The 2 story brick home with a fountain in the front yard is located at 320 West Seventh St. He was a Maury Co. lawyer. Their daughter, (Elizabeth) Coby Dunnington Carmack (1861-1947), lived with them and inherited the house.


Elizabeth married Edward Ward Carmack (1858-1908) from Nashville in 1890. Edward was a lawyer since 1879 and was Nashville city attorney in 1881. He was elected to the Tennessee House of Representatives in 1884. Then became publisher of the Nashville Democrat in 1888. That publication merged with the Nashville American and Carmack became editor-in-chief. After marriage, Annie and Edward moved to Memphis where he became editor of the Memphis Commercial in 1892. Edward was elected to the United States House of Representatives in 1896, then to the United States Senate in 1901. In 1908, Edward ran and lost the race for governor. Edward was an adamant prohibitionist, and constantly attacked Gov. Patterson and his ally Duncan Brown Cooper in his paper.


In November 1908, Duncan and his son Robin saw Edward downtown near the current War Memorial Building area. Words and tensions escalated, and finally shots were fired. Robin was wounded, and Edward was killed. The backlash from the tragedy strengthened the prohibition movement in Tennessee and the measure was approved.

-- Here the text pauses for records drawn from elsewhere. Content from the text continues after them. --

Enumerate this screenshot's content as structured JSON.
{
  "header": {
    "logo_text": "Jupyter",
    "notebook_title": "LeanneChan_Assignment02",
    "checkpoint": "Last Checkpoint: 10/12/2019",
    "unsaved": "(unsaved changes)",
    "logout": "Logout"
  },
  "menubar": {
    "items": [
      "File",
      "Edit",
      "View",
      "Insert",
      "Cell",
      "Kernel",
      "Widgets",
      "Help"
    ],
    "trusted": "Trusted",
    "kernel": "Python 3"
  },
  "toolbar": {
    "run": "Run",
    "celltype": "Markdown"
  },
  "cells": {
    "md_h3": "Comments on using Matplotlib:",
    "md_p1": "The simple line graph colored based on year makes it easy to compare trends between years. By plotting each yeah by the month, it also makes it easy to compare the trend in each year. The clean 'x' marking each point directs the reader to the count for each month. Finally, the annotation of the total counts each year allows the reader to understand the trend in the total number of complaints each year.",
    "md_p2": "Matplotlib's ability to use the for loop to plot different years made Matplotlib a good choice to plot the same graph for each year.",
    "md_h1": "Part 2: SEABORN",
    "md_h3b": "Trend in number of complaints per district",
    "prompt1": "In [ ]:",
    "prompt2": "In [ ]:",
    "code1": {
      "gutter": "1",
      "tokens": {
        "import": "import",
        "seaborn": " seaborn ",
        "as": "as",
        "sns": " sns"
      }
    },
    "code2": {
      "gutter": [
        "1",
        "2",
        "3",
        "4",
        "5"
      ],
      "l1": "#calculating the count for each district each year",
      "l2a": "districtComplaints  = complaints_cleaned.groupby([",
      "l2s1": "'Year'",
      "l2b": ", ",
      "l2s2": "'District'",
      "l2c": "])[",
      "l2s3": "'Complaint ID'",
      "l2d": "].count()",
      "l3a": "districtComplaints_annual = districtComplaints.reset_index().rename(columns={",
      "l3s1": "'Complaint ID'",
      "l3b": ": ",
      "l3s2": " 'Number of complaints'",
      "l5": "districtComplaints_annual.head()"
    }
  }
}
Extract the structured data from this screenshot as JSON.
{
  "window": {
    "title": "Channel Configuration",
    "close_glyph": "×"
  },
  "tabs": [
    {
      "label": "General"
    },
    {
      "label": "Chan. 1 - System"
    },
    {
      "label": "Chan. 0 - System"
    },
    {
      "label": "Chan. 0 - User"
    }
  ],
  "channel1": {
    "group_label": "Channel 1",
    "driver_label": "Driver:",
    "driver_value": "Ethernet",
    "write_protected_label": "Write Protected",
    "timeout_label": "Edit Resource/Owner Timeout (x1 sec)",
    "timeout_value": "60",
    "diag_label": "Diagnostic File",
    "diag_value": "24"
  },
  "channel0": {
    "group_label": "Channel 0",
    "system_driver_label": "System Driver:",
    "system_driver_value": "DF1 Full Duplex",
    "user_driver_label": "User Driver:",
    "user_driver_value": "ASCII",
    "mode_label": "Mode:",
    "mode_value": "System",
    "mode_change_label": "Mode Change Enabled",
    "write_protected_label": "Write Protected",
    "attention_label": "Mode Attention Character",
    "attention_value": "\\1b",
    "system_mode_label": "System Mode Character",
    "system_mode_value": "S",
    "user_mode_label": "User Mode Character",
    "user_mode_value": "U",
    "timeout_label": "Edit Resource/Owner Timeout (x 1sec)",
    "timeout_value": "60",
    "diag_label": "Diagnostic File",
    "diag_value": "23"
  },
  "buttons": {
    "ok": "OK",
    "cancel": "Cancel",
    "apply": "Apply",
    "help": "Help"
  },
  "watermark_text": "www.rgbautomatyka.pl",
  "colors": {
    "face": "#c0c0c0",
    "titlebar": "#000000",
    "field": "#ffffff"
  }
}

The widow, Coby, continued living at Carmack for nearly 40 years until her death. Three years later, in 1950, Frank Sowell and Robert Young of Oakes and Nichols Funeral Home purchased the property. When the Bethell House Hotel burned in 1949, Oakes and Nichols owner Frank Sowell salvaged famous urns from the damage and put them at the Oakes and Nichols front. Per their website, Oakes and Nichols are Maury Co.’s oldest continuously operated business.